Everything in the big house was built around the kitchen so Dad felt that was where we should be—the least exposed place on our island.
It was only slightly after 9:00 p.m. on Redemption now, but it was dark enough to be midnight. Don’t think I’ve ever seen a blacker sky. Random light gray lines across the sky mimicked the sun’s rays but held no real glow—no warmth. An eerie chill had taken over.
The waves rolling past our island were huge—mostly ten to twenty feet tall, some approaching thirty feet. We knew they were pounding the western shore of Ni’ihau, which was—thus far—sheltering Redemption from the brunt of the storm. But we also knew the waves were getting bigger and stronger as they approached Kauai. The water level had to be creeping up—the flood surge moving through the streets—and the worst of the hurricane was still probably an hour or so away.

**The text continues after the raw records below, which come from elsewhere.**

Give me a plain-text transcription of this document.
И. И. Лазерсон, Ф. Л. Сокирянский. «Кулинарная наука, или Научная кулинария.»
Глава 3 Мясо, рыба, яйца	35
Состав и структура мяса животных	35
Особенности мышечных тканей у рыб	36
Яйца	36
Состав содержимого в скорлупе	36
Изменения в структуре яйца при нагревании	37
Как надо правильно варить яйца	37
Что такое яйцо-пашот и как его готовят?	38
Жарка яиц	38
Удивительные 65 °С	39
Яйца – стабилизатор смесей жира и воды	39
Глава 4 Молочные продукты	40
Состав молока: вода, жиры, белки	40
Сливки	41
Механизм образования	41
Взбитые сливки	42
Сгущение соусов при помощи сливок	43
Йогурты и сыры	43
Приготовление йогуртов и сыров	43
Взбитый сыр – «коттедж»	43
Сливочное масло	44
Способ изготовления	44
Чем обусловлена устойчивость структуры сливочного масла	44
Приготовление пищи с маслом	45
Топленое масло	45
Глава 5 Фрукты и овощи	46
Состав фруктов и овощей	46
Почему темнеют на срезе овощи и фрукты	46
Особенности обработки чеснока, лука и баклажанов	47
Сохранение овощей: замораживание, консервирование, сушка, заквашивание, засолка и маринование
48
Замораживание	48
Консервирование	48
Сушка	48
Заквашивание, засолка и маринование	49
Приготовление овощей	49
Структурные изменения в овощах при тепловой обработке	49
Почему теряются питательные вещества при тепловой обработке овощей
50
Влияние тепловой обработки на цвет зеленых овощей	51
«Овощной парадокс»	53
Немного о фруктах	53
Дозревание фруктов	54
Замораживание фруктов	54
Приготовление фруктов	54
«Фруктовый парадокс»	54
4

The winds were getting vicious. The tree house, as stable as it was, had begun to sway and creak around us. Best guess, we were currently getting regular gusts of sixty to seventy miles per hour, and the wind continued to pick up.
The kitchen was built around the thickest tree of the bunch, with walls to the north, south and west—it was wide open facing east. There was a large window on the west wall that we’d covered with blankets and roped off, and a railed veranda wrapping all the way around the kitchen. We had a number of escape routes if something went terribly wrong—or when something went wrong—but there really wasn’t anywhere to go that was safer than this.